Un fusil d’assaut est une arme d’épaule conçue pour fournir une puissance de feu intermédiaire, alliant efficacité et maniabilité. L’historique des fusils d’assaut débute principalement pendant la Seconde Guerre mondiale quand les armées ont cherché à combiner la portée et la puissance des fusils avec la cadence de tir des mitraillettes. Le StG 44 allemand est souvent reconnu comme le premier à introduire ce concept.
Le célèbre fusil d'assaut AK-47 (également connu sous le nom de kalachnikov) doit son nom à son inventeur Mikhaïl Kalachnikov, ainsi qu'à son année de création, 1947. Littéralement AK-47 signifie automate de Kalachnikov de l'année 1947.

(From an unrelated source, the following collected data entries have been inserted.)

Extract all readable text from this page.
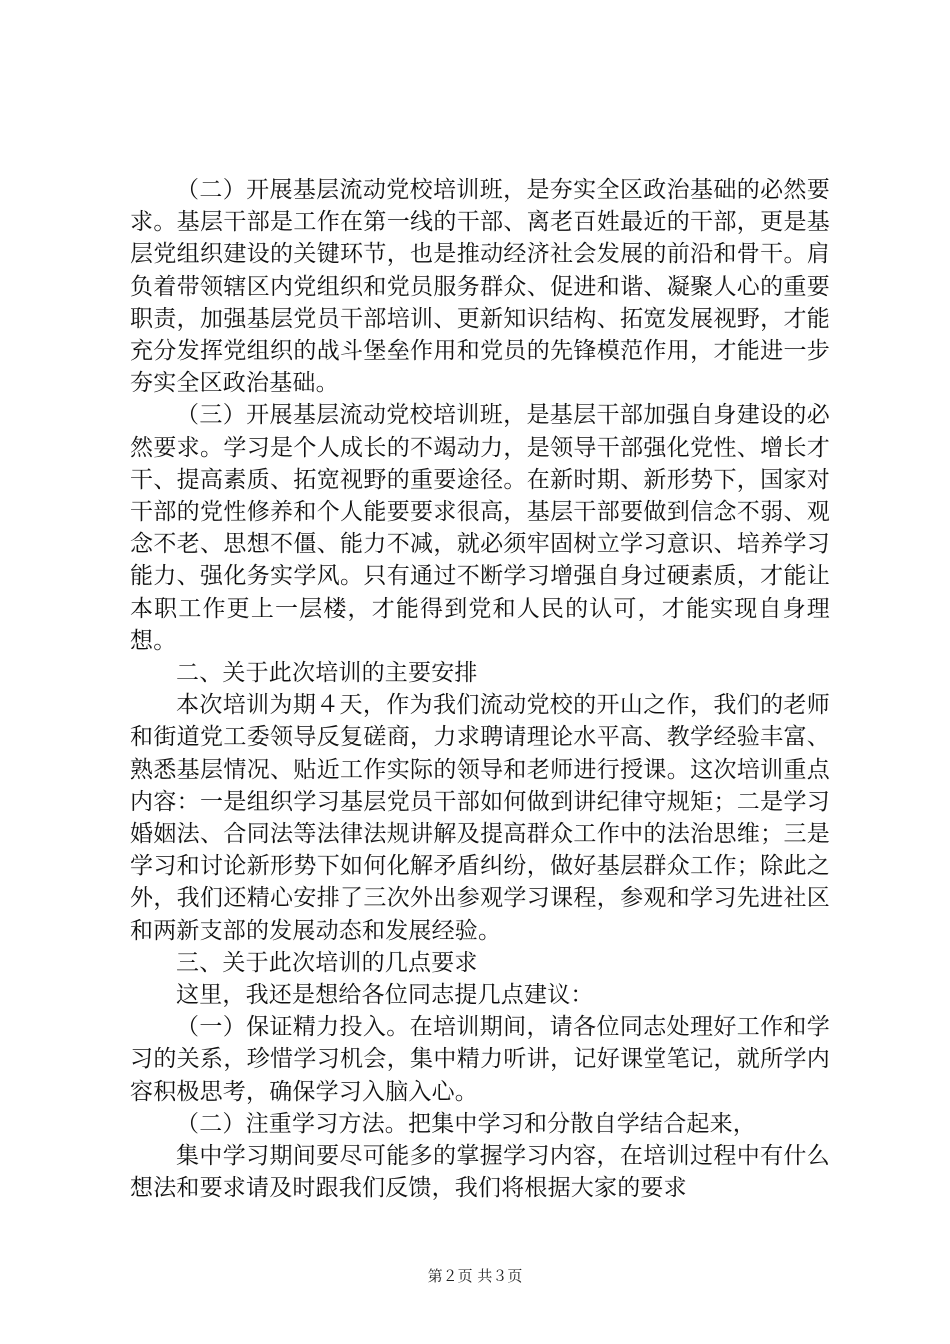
（二）开展基层流动党校培训班，是夯实全区政治基础的必然要求。基层干部是工作在第一线的干部、离老百姓最近的干部，更是基层党组织建设的关键环节，也是推动经济社会发展的前沿和骨干。肩负着带领辖区内党组织和党员服务群众、促进和谐、凝聚人心的重要职责，加强基层党员干部培训、更新知识结构、拓宽发展视野，才能充分发挥党组织的战斗堡垒作用和党员的先锋模范作用，才能进一步夯实全区政治基础。

（三）开展基层流动党校培训班，是基层干部加强自身建设的必然要求。学习是个人成长的不竭动力，是领导干部强化党性、增长才干、提高素质、拓宽视野的重要途径。在新时期、新形势下，国家对干部的党性修养和个人能要要求很高，基层干部要做到信念不弱、观念不老、思想不僵、能力不减，就必须牢固树立学习意识、培养学习能力、强化务实学风。只有通过不断学习增强自身过硬素质，才能让本职工作更上一层楼，才能得到党和人民的认可，才能实现自身理想。

二、关于此次培训的主要安排

本次培训为期４天，作为我们流动党校的开山之作，我们的老师和街道党工委领导反复磋商，力求聘请理论水平高、教学经验丰富、熟悉基层情况、贴近工作实际的领导和老师进行授课。这次培训重点内容：一是组织学习基层党员干部如何做到讲纪律守规矩；二是学习婚姻法、合同法等法律法规讲解及提高群众工作中的法治思维；三是学习和讨论新形势下如何化解矛盾纠纷，做好基层群众工作；除此之外，我们还精心安排了三次外出参观学习课程，参观和学习先进社区和两新支部的发展动态和发展经验。

三、关于此次培训的几点要求

这里，我还是想给各位同志提几点建议：

（一）保证精力投入。在培训期间，请各位同志处理好工作和学习的关系，珍惜学习机会，集中精力听讲，记好课堂笔记，就所学内容积极思考，确保学习入脑入心。

（二）注重学习方法。把集中学习和分散自学结合起来，

集中学习期间要尽可能多的掌握学习内容，在培训过程中有什么想法和要求请及时跟我们反馈，我们将根据大家的要求

第２页 共３页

Les fusils d'assaut automatiques émergent pendant la Seconde Guerre mondiale, notamment avec le développement du Strumgewehr 43 par l'armée allemande en 1943. Ce concept de carabine semi-automatique est officiellement adopté par la Wehrmacht dans une version améliorée en 1944 sous le nom de Sturgewehr 44, ou STG-44. Le STG-44 est considéré comme le père des fusils d'assaut modernes. Face aux défis du combat en zone urbaine, les soldats de la Wehrmacht constatent l'avantage des armes automatiques utilisées en masse par les Soviétiques, par rapport au fusil à levier KAR 98 et au MP40.
Après la Seconde Guerre mondiale, l'ingénieur militaire russe Mikhaïl Kalachnikov s'inspire du Sturmgewehr 44 allemand pour concevoir une nouvelle arme. Les deux fusils se ressemblent physiquement, Kalachnikov reprenant plusieurs idées allemandes : la munition amoindrie, la crosse droite et la poignée pistolet, un canon court, le chargeur courbe et la récupération de gaz sur le haut du canon pour réarmer le percuteur. Mécaniquement, le fusil de Kalachnikov est d'une conception différente, s'inspirant davantage de la culasse rotative du M1 Garand américain. Les autorités soviétiques s'y intéressent et l'adoptent pour ses unités d'infanterie motorisée sous la dénomination AK-47. Le nouveau fusil se révèle très bon et des modifications sont apportées pour faciliter sa production industrielle à faible coût. Conçu d'après une étude de 1947, son fusil d'assaut est adopté en 1949 sous le nom de : AK-47 (Автомат Калашникова, « Avtomat Kalachnikova » modèle 1947).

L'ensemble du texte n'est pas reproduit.